Honest awful truth about pain/pride

I’ve always had lower back pain. When I told my doctor about it she told me to just stretch out my back. That’s usually been working but two weeks ago it wasn’t and my back was in so much pain I was crying. So yet another reason I was crying at work but not because of the usual reason. I had to leave early that day. I slept over at my mom’s house because she had pain meds and she said she didn’t want me driving on those pills (first night without my babysitter). The next day I went to the doctors only to find out…

 

My dad quit his job. Meaning I have no insurance. Perfect timing right? But thank God for my flexible spending account. And I applied for insurance with my job but it won’t kick in until May 1st… Stupid! Anyway my doctor didn’t have any appointments (not until the 30th!) so I went to the urgent care. They just said I irritated my sciatic nerve somehow.

 

I decided to pull an FMLA claim. Not for what I thought it would be (my depression) but I couldn’t function on the muscle relaxers the doc gave me so I couldn’t work. So I have to get my primary doctor to fill out some forms (the doctor at the urgent care refused to fill out any paperwork for me!).

I was seriously worried about my back pain because when it happened it was the most painful thing I ever felt.

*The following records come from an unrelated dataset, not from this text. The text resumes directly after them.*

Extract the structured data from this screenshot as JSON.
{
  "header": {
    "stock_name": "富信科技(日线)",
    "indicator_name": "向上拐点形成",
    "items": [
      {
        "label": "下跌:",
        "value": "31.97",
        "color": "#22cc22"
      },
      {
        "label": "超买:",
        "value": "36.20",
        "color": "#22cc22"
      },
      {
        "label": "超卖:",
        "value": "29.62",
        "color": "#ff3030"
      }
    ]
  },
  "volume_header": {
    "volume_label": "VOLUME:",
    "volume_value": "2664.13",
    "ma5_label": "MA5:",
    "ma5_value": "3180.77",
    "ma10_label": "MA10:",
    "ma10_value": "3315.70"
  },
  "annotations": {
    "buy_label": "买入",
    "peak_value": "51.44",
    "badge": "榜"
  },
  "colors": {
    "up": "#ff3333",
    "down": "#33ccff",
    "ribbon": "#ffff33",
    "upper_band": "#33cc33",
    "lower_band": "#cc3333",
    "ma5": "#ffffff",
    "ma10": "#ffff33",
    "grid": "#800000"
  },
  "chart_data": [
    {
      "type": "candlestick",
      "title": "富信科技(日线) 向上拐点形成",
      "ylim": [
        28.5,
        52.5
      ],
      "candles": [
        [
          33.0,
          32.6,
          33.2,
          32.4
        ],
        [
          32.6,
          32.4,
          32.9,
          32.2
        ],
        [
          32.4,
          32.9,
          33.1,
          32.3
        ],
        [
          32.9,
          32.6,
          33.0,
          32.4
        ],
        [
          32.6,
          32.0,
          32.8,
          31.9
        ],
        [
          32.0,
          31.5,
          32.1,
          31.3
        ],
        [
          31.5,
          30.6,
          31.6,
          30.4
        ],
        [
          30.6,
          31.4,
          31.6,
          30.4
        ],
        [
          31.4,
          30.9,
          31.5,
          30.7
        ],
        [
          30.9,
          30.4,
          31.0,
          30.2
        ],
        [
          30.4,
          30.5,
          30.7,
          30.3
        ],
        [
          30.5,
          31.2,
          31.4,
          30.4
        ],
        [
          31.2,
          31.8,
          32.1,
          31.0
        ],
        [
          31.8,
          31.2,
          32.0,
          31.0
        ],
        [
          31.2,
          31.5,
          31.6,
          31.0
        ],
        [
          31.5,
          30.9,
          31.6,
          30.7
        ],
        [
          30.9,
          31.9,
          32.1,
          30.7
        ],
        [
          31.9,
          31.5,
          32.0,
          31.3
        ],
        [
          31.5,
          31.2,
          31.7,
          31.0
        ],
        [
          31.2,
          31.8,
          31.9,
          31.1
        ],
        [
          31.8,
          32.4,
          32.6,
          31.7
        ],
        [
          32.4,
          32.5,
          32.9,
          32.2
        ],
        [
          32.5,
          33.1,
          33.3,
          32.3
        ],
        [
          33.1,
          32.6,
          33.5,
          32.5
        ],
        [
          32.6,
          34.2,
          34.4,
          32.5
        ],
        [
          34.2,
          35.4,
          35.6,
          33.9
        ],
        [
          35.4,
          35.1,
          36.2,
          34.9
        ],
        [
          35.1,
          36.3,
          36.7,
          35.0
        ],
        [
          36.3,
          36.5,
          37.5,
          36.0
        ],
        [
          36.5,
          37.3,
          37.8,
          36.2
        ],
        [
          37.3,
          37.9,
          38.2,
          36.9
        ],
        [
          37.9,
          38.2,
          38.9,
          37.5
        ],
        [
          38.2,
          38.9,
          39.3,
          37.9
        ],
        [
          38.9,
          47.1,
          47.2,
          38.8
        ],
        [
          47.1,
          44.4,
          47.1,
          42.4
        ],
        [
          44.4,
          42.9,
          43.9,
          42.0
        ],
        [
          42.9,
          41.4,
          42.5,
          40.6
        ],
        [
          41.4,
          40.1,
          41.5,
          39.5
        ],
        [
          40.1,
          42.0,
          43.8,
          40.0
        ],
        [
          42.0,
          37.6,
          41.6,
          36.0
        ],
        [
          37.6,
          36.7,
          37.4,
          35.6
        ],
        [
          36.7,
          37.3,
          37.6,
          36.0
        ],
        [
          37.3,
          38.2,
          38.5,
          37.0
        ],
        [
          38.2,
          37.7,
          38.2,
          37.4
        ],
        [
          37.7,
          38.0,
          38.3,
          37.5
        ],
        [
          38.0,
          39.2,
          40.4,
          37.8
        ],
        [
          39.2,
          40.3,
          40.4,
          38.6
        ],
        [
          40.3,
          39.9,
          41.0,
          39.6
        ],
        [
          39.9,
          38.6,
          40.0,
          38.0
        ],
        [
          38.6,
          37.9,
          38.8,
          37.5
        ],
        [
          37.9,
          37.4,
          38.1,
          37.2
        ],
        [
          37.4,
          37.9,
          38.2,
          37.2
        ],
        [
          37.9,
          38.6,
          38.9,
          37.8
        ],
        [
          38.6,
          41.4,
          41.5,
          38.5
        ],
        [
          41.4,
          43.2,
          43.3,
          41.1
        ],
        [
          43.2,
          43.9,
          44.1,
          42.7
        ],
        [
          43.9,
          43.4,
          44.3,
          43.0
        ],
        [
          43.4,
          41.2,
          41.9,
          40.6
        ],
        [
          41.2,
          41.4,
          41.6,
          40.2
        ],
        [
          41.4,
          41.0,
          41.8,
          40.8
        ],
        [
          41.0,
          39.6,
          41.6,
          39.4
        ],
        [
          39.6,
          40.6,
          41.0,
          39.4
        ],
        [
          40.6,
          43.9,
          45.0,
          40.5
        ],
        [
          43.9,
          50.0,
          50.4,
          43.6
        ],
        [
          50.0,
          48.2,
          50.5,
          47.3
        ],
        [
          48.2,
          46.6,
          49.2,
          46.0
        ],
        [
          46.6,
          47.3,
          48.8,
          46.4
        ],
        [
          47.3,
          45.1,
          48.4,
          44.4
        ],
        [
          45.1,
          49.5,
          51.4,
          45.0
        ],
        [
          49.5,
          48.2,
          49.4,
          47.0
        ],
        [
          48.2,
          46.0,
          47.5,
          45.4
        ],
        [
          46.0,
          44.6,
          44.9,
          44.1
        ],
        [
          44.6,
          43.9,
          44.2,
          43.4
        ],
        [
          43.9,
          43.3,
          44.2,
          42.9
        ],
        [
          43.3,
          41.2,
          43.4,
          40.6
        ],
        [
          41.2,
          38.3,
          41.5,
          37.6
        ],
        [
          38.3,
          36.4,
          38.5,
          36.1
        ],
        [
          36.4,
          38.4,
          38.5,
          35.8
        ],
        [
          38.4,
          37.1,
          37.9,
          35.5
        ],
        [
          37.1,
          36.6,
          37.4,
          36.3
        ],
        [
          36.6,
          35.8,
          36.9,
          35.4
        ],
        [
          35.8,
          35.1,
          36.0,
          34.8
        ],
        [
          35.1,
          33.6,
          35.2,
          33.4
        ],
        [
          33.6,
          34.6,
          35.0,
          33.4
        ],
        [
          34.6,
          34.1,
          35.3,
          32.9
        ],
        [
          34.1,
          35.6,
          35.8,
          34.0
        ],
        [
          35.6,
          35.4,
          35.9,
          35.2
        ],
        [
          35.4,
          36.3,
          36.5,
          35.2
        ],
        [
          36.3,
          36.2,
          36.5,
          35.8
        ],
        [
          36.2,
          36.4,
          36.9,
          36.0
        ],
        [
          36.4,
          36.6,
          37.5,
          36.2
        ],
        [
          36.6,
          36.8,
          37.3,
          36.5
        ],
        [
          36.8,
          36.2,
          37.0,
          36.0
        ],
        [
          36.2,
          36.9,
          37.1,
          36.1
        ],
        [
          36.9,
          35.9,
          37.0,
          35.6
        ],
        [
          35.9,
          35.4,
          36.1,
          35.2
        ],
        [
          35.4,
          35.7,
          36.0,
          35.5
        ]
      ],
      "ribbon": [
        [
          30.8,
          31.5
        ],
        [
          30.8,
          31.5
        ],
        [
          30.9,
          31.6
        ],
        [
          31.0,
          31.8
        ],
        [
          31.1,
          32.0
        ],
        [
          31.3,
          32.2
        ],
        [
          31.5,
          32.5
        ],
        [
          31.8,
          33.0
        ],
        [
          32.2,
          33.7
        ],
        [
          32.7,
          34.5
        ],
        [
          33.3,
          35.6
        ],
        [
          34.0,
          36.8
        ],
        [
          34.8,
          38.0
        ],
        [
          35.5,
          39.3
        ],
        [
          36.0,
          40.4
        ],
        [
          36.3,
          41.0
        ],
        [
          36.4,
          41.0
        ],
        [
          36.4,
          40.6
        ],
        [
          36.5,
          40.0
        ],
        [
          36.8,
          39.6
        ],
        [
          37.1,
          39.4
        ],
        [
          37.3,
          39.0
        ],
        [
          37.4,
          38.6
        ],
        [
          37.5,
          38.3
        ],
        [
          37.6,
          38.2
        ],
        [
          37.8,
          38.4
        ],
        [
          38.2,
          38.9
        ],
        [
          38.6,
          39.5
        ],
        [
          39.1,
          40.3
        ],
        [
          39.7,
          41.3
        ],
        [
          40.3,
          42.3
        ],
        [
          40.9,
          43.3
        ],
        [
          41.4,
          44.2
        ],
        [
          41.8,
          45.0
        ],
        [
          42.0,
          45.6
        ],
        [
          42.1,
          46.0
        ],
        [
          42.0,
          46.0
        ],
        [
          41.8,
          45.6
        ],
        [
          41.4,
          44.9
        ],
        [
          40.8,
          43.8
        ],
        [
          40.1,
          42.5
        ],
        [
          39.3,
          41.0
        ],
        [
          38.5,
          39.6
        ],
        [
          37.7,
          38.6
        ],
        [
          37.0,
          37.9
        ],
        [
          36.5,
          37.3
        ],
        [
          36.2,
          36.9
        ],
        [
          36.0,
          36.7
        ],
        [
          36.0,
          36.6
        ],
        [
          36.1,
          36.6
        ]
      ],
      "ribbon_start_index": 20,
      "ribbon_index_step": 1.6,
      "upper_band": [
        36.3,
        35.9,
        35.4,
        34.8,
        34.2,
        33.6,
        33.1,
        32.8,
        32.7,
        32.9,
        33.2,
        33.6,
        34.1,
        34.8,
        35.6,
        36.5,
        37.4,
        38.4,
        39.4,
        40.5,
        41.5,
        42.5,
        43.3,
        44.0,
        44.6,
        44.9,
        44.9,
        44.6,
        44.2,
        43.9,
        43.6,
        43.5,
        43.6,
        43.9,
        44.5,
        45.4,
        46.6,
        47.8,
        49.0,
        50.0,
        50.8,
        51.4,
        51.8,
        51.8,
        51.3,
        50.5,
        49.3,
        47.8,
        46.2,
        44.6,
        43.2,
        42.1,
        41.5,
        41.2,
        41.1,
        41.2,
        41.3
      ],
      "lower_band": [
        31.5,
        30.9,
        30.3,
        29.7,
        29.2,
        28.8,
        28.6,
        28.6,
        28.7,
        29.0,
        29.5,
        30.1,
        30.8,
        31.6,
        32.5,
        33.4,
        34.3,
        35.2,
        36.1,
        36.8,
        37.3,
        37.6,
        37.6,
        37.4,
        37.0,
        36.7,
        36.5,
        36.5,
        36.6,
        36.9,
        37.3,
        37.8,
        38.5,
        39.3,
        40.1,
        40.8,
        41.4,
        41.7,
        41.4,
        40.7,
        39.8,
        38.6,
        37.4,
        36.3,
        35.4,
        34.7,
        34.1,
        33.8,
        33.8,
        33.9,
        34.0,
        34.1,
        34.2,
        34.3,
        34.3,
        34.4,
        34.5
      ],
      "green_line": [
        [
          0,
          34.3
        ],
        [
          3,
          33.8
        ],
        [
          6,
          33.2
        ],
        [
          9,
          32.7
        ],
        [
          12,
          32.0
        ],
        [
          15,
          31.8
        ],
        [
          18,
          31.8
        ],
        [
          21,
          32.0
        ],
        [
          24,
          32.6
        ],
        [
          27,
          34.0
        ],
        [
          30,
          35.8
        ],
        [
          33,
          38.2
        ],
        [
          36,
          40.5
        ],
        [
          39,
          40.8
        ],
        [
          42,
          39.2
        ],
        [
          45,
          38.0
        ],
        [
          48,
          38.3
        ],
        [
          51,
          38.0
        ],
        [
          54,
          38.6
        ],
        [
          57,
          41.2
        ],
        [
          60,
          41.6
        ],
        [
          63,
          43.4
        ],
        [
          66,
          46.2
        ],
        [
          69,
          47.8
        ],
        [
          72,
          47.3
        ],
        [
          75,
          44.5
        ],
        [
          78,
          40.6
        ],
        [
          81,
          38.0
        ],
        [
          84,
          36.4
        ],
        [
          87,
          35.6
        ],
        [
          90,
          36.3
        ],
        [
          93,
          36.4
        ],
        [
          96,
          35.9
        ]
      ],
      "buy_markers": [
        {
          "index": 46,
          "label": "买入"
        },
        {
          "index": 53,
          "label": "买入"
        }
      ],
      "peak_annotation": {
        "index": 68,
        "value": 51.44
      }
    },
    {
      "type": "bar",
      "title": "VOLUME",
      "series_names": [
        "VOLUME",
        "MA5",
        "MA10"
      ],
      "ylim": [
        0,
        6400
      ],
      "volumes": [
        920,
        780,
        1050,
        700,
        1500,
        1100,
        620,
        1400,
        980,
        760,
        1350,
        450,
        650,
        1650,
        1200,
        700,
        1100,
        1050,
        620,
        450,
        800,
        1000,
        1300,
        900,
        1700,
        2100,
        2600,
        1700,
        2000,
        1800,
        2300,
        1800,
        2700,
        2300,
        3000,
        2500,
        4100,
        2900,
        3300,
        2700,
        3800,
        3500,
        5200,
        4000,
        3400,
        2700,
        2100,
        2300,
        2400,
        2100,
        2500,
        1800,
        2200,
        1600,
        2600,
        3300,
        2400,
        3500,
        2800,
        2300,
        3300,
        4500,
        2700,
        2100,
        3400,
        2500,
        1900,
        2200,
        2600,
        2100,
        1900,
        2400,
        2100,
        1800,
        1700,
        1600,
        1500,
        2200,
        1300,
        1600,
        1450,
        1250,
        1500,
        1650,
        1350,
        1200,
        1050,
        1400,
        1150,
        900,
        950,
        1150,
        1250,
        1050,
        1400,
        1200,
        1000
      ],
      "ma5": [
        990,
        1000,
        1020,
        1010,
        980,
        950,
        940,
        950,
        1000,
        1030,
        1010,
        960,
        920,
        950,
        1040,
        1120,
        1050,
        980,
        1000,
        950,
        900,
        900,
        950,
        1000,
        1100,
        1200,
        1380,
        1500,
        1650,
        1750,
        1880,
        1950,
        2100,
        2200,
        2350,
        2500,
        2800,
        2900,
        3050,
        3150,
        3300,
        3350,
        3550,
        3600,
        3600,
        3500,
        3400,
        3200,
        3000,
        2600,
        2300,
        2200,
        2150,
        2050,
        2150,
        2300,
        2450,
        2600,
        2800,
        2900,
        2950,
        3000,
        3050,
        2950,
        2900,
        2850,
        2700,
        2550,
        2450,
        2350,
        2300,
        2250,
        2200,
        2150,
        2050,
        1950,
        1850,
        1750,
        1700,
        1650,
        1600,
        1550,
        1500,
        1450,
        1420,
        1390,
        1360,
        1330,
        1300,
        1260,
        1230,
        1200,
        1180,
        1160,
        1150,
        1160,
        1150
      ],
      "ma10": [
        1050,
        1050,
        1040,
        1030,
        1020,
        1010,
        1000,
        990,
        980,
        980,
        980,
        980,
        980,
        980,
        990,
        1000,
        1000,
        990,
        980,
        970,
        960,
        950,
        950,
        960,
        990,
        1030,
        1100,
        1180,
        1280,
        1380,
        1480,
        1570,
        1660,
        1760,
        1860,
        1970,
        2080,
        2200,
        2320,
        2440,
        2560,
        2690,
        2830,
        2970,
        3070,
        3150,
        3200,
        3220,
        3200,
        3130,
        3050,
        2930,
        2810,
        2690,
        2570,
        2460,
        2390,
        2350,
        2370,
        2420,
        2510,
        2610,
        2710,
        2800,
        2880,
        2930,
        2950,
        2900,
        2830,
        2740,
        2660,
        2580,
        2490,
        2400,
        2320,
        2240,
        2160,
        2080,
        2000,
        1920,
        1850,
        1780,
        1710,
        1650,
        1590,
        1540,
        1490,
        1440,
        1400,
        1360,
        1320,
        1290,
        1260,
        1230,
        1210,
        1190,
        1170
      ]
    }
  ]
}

My right foot has been numb since it happened. It’s since faded to only my pinky toe and the ball of my foot. But the pain part has gone away. I looked up my symptoms and there are a few things that could be happening. One just my sciatic nerve is still irritated, two a slipped disk in my back, or early signs of multiple sclerosis. Sciatic never not to big of a deal but the other two are.

 

Here’s the honesty part. Read with caution! The only reason I’m saying it is because I’m anonymous on here. Anyway, The kind of FMLA I applied for is the kind where you can leave at any time. Here it is guys: I wish it was something… more… serious. If I was then I could leave work at anytime and… people would worry about me more.

 

The more I write this blog the more I hate myself. A lot of self-realization going on here.